Читать «Александр Грибоедов. Его жизнь и литературная деятельность» онлайн - страница 30

А. М. Скабичевский

Далее критик высказывает предположение, что «Горе от ума» взято из «Абдеритян» Виланда, но только Чацкому далеко до Демокрита этой комедии. О языке же «Горя от ума» он отзывается стихом из самой комедии. Он говорит, что в ней «господствует смешенье языков французского с нижегородским».

На критику Дмитриева ополчился в «Сыне отечества» – в защиту «Горя от ума» – О. Сомов. Против Сомова в защиту Дмитриева выступил в № 10 «Вестника Европы» некий Пиллад Белугин, который не ограничился уже одними отрывками комедии, напечатанными в «Русской Талии», а разбирает ее всю, в целом, и находит, что «ни одна сцена не истекает из предыдущей и не связывается с последующей. Перемените порядок явлений, переставьте нумера их, выбросьте любое, вставьте что хотите, и комедия не переменится. Во всей пьесе нет необходимости, стало – нет завязки, а потому не может быть и действия».

О своем противнике же (О. Сомове) критик «Вестника Европы» замечает, что «не любовь к истине водила пером его, а досада на смелость рецензента, восставшего против автора одного с ним прихода».

Что касается самого Грибоедова, то он не только не принимал никакого участия во всей этой бранчливой полемике, но и друзей своих удерживал от участия в ней. Его более занимали и задевали за живое отзывы людей, которых он привык уважать с первых лет своего вступления на литературное поприще. Так, чрезвычайно интересно письмо его к П.А. Катенину, января 1825 года, в котором он возражает против замечаний Катенина на его комедию. Считаем нужным привести это письмо целиком, так как оно содержит взгляд на «Горе от ума» самого автора.
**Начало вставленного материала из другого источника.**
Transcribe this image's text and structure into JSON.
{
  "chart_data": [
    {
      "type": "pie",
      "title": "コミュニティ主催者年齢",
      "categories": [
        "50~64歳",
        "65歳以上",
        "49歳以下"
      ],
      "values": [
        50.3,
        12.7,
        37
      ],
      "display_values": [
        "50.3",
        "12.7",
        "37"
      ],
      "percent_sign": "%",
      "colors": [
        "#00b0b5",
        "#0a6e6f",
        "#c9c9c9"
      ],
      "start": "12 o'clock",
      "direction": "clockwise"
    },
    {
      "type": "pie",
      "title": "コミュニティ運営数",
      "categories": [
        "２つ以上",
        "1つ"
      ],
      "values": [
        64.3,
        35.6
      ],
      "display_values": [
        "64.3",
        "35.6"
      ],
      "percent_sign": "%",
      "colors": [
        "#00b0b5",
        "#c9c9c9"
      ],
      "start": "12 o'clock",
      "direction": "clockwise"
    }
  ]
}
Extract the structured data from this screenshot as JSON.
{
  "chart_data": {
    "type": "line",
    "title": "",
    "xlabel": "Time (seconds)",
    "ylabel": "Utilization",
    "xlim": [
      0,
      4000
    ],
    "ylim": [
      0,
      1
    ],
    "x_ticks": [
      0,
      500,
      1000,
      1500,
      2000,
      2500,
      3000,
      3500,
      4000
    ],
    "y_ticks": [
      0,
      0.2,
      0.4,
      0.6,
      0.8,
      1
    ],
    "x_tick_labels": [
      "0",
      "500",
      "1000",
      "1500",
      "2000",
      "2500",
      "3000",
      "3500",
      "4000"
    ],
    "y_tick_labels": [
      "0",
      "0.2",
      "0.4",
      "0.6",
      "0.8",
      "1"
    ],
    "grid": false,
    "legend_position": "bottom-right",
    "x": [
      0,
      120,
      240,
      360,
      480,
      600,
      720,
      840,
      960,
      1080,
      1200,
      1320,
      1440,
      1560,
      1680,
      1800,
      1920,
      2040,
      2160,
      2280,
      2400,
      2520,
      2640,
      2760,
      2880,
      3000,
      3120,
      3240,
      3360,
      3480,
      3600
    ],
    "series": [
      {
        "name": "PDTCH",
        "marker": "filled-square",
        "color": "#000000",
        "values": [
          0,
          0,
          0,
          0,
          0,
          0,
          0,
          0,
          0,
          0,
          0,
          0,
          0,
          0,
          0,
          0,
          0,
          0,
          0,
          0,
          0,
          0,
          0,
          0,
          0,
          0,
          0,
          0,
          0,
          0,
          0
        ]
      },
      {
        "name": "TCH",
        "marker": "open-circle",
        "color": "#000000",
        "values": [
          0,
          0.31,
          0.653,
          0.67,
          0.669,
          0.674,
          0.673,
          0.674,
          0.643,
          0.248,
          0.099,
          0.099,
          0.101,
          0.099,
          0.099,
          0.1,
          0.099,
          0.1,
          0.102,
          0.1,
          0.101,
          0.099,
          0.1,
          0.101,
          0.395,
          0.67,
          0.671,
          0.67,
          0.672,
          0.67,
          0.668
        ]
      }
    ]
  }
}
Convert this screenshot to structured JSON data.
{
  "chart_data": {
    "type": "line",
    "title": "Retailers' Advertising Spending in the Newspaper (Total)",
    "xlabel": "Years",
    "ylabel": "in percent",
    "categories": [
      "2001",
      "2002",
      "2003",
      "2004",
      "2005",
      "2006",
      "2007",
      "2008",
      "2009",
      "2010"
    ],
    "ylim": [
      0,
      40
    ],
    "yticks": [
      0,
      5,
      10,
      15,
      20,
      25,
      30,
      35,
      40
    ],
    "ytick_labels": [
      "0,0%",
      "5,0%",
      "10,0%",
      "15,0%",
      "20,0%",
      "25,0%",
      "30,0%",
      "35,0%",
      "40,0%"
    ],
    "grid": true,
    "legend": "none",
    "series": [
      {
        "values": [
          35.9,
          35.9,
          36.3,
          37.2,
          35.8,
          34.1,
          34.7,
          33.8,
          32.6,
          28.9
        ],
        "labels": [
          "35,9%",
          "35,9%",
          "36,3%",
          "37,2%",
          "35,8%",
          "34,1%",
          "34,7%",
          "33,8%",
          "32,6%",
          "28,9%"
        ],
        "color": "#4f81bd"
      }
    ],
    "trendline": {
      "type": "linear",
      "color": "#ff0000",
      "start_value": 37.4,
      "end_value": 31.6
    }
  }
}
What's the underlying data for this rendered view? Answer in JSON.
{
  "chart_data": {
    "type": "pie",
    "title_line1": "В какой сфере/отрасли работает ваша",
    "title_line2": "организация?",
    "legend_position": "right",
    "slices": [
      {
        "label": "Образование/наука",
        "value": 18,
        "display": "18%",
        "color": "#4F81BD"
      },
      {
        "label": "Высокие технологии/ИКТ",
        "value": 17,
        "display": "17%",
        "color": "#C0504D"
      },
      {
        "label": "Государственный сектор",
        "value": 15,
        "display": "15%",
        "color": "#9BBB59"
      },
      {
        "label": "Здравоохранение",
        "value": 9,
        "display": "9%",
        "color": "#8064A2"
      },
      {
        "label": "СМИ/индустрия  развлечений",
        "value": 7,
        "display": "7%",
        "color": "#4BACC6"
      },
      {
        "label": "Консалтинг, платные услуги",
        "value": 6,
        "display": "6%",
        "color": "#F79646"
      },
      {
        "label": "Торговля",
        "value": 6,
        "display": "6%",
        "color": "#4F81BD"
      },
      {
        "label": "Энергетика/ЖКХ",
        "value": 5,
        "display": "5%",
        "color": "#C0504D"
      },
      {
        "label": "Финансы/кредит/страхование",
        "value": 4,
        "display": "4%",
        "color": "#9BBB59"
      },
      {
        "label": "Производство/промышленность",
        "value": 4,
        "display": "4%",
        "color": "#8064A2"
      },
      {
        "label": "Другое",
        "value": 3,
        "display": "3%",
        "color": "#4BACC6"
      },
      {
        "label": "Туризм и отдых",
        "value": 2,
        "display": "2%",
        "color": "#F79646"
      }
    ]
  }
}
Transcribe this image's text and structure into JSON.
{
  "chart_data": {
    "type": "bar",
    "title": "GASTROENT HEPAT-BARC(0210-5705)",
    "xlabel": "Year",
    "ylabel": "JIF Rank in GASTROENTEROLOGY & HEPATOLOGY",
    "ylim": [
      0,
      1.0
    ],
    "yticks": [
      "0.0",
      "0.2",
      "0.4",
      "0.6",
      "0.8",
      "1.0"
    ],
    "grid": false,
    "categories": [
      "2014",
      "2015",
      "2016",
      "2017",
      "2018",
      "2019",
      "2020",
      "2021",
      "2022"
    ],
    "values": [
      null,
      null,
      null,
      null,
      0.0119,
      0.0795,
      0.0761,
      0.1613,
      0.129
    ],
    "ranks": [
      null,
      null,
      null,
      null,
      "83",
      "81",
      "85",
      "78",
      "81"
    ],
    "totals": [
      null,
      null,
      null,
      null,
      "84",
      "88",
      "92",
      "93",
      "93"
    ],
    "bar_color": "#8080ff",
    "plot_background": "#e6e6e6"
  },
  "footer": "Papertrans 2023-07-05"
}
«Критика твоя, хотя жестокая и вовсе не справедливая, принесла мне истинное удовольствие тоном чистосердечия, которого я напрасно буду требовать от других людей; не уважая искренности их, негодуя на притворство, чорт ли мне в их мнении? Ты находишь главную погрешность в плане, – мне кажется, что он прост и ясен по цели и исполнению; девушка, сама не глупая, предпочитает дурака умному человеку (не потому, чтобы ум у нас, грешных, был обыкновенен, нет! и в моей комедии 25 глупцов на одного здравомыслящего человека); и этот человек, разумеется, в противоречии с обществом, его окружающим, его никто не понимает, никто простить не хочет за то, (что) он немножко повыше прочих; сначала он весел, и это порок: «Шутить и век шутить, как вас на это стянет!» Слегка перебирает странности прежних знакомых, что же делать, коли нет в них благороднейшей доли той черты! Его насмешки не язвительны, покуда его не взбесить, но все-таки: «Не человек – змея!» А после, когда вмешивается личность, «наших затронули», предается анафеме: «Умереть рад, кольнуть, завистлив! горд и зол!» Не терпит подлости: «Ах! Боже мой, он карбонарий!» Кто-то со злости выдумал о нем, что он сумасшедший, никто не поверил, и все повторяют. Голос общего недоброхотства и до него доходит, притом и нелюбовь к нему той девушки, для которой, собственно, он явился в Москву, ему совершенно объясняется, он ей и всем наплевал в глаза и был таков. Ферзь тоже разочарована на счет своего сахара медовича. Что же может быть полнее этого?